I have not yet been delivered from all my ills, and I still need frequent help from both God and others. However, I've discovered that the one thing that gives me the most strength is the love and support I get from my Heavenly Father and my earthly, but still heavenly, mother. Though she may doubt it sometimes, she is a powerfully positive influence in my life and a wonderfully Christlike woman. Everyone that knows her knows that she is a good person. I am blessed to have a mother like her.

Sunday, November 22, 2015

Hidden Blessings

As I gave my lesson this afternoon, the conversation around the classroom seemed to focus on the unexpected blessings that President Uchtdorf received from having worked so hard as a laundry delivery boy. When he was hauling a heavy cart around on his bike, he didn't know that the fresh air and exercise he was getting was helping him stave off a lung disease, or that he would need to have strong lungs to pass the medical exams he'd need to take to become a pilot. He later remarked that if he had known that the work he was doing would bring great blessings into his life, it would have made the work a lot easier.

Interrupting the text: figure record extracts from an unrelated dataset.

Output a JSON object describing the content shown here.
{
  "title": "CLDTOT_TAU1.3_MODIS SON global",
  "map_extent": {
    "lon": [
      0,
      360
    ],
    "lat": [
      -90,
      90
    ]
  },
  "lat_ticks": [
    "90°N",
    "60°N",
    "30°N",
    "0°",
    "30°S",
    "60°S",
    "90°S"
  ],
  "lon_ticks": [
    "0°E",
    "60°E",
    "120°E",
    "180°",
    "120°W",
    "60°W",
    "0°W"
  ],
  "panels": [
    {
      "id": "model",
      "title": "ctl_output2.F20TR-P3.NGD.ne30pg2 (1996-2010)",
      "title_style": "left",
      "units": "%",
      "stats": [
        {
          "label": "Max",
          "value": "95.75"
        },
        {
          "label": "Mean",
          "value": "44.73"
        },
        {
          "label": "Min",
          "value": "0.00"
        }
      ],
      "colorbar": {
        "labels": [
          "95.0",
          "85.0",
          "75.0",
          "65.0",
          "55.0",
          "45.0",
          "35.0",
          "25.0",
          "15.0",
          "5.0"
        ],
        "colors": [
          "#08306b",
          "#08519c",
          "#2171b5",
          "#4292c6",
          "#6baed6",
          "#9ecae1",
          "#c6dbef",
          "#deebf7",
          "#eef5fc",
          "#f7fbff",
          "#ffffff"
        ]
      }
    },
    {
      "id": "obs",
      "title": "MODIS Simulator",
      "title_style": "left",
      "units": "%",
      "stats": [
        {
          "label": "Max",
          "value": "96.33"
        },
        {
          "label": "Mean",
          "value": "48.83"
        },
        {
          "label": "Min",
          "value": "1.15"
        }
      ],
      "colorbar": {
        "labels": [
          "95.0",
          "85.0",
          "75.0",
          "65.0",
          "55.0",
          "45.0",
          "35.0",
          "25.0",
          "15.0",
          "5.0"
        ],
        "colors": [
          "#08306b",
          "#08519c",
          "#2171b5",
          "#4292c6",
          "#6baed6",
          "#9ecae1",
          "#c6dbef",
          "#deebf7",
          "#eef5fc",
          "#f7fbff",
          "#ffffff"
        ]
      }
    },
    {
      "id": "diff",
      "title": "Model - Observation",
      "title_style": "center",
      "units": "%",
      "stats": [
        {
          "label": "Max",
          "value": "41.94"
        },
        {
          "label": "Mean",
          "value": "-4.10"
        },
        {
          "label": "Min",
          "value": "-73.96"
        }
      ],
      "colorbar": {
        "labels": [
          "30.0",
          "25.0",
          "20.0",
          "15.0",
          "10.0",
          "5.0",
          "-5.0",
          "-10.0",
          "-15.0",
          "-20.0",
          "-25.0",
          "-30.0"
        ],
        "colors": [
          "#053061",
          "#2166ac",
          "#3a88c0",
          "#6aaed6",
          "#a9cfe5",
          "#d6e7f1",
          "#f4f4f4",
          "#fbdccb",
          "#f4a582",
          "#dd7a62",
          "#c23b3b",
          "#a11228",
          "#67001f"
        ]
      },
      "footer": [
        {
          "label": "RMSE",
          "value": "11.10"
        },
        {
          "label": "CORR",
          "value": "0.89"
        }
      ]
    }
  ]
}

As a class, we figured that probably most of the work we do has blessings hidden in it, largely because God blesses people for doing good and He helps them use their experiences to improve their lives. Much of the work we have to do seems like drudgery, but with either a focus on the blessings we know will come from that work, or at least faith in the fact that unknown blessings will come into our lives as a result of the work we do, we can motivate ourselves to push forward in doing work that we otherwise might not be motivated enough to do. As we look for hidden blessings, or at least have faith that such blessings will come, we can increase our motivation to do what's right.